Ben didn’t look like he understood at all. “What happened to you? You hardly remember me and you’re acting… wrong. What’s wrong with you?”

Wrong, because everyone thought she was.

The expression on Ben’s face was pitying, like Camila was a small, broken thing.

Camila was far from broken. She was magic and passion and joy and curiously. She was everything Lauren wanted to be, everything Lauren hadn’t known she wanted to be. Everything Lauren wanted to hold, to keep, to be with.

Camila was humming to herself and Ben turned to Lauren, looking for answers there. “What’s wrong with her?”

This time, Lauren knew the answer. “Nothing. There’s nothing wrong with her.”

This time, Lauren could believe it.

She was sure there was something wrong with Ben, but there wasn’t anything wrong with Camila.

“Thanks,” Lauren said after a moment. Ben looked puzzled but Lauren didn’t feel the need to elaborate.

Camila stood first. She tugged on Lauren’s hand once, indicating for Lauren to follow. She didn’t look upset as she walked to the door, waiting for Lauren. Ben looked after her, not saying anything.

Camila had no attachment to this place, nothing here she wanted to keep. Ben wasn’t her family, this wasn’t her home.

Lauren stepped forward, past the man, past the shadow, past him and towards Camila.

Lauren turned as Camila opened the door, catching a last glance of Ben – who looked nothing like Camila, only like a stranger – his head hung low beneath family photos of two-dimensional people.

Camila didn’t say goodbye, but she didn’t say good morning either.

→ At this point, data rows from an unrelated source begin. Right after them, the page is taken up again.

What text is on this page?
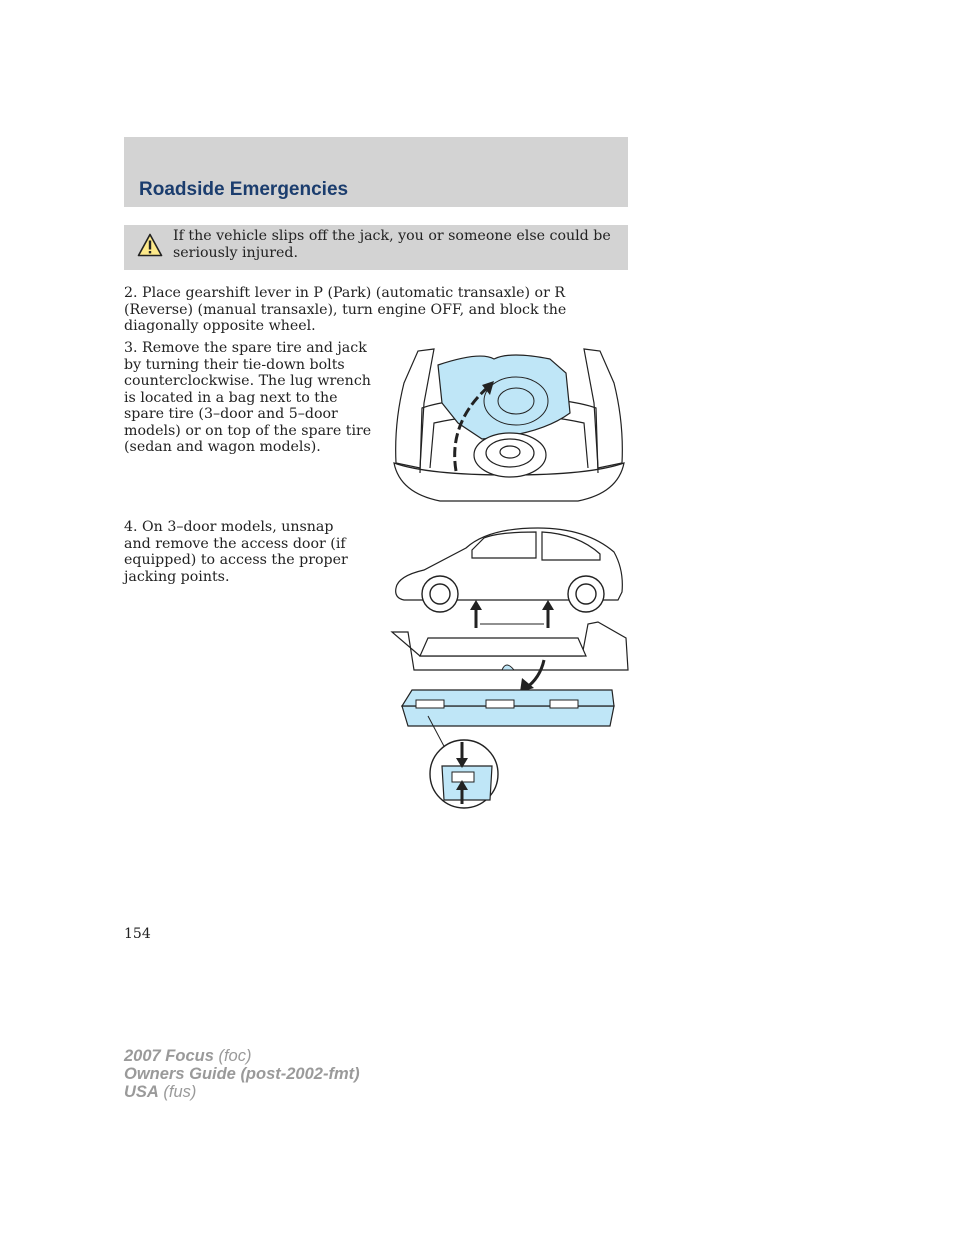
Roadside Emergencies
If the vehicle slips off the jack, you or someone else could be seriously injured.
2. Place gearshift lever in P (Park) (automatic transaxle) or R (Reverse) (manual transaxle), turn engine OFF, and block the diagonally opposite wheel.
3. Remove the spare tire and jack by turning their tie-down bolts counterclockwise. The lug wrench is located in a bag next to the spare tire (3–door and 5–door models) or on top of the spare tire (sedan and wagon models).
4. On 3–door models, unsnap and remove the access door (if equipped) to access the proper jacking points.
154
2007 Focus (foc)
Owners Guide (post-2002-fmt)
USA (fus)
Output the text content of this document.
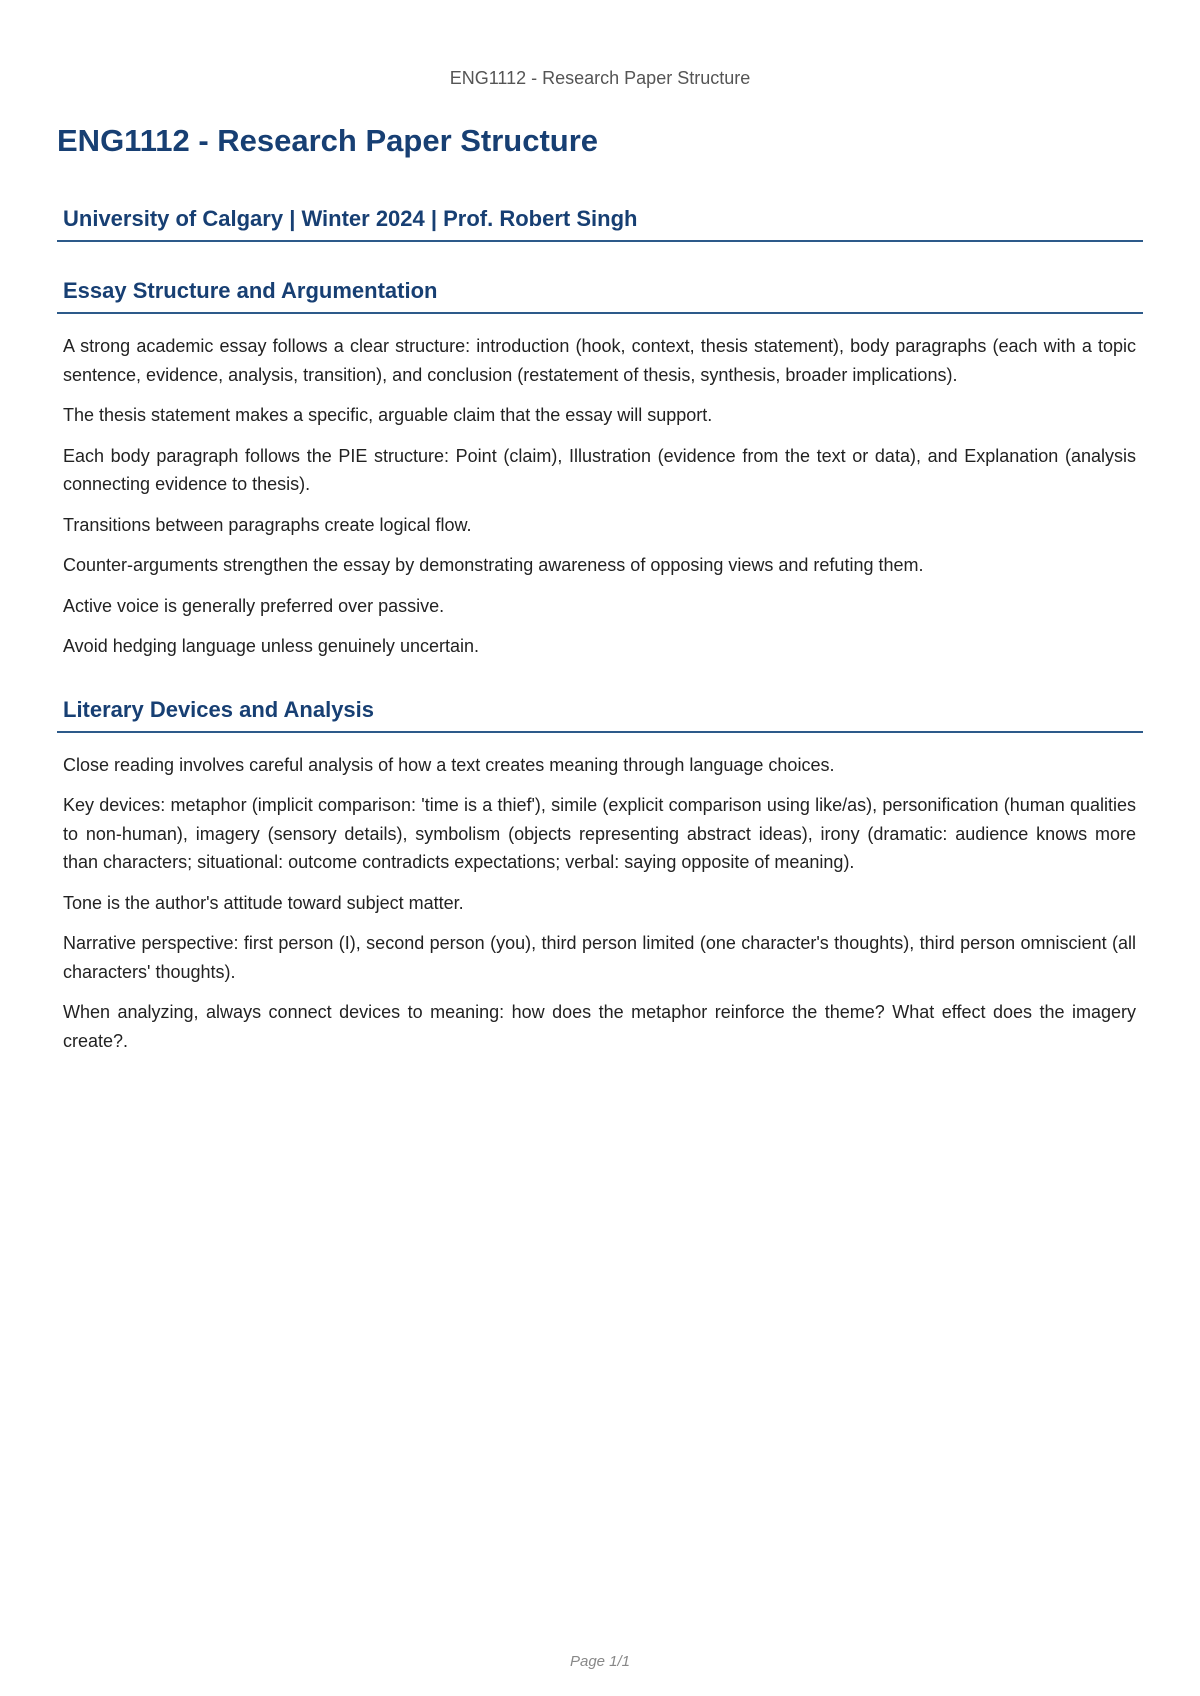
ENG1112 - Research Paper Structure
ENG1112 - Research Paper Structure
University of Calgary | Winter 2024 | Prof. Robert Singh
Essay Structure and Argumentation

A strong academic essay follows a clear structure: introduction (hook, context, thesis statement), body paragraphs (each with a topic sentence, evidence, analysis, transition), and conclusion (restatement of thesis, synthesis, broader implications).

The thesis statement makes a specific, arguable claim that the essay will support.

Each body paragraph follows the PIE structure: Point (claim), Illustration (evidence from the text or data), and Explanation (analysis connecting evidence to thesis).

Transitions between paragraphs create logical flow.

Counter-arguments strengthen the essay by demonstrating awareness of opposing views and refuting them.

Active voice is generally preferred over passive.

Avoid hedging language unless genuinely uncertain.

Literary Devices and Analysis

Close reading involves careful analysis of how a text creates meaning through language choices.

Key devices: metaphor (implicit comparison: 'time is a thief'), simile (explicit comparison using like/as), personification (human qualities to non-human), imagery (sensory details), symbolism (objects representing abstract ideas), irony (dramatic: audience knows more than characters; situational: outcome contradicts expectations; verbal: saying opposite of meaning).

Tone is the author's attitude toward subject matter.

Narrative perspective: first person (I), second person (you), third person limited (one character's thoughts), third person omniscient (all characters' thoughts).

When analyzing, always connect devices to meaning: how does the metaphor reinforce the theme? What effect does the imagery create?.

Page 1/1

The door clicked shut and Camila curled a strand of Lauren’s hair in her fingers, tugging. Lauren’s body felt warm and comfortable. They’d go home together because that was where Camila belonged, where they belonged. Whoever Camila was before, whoever her family was, things had changed. There was no going back. Camila didn’t want to go back.

As they walked back towards home, Lauren looked back at the house. It was dark, and she couldn’t see any shadows through the window.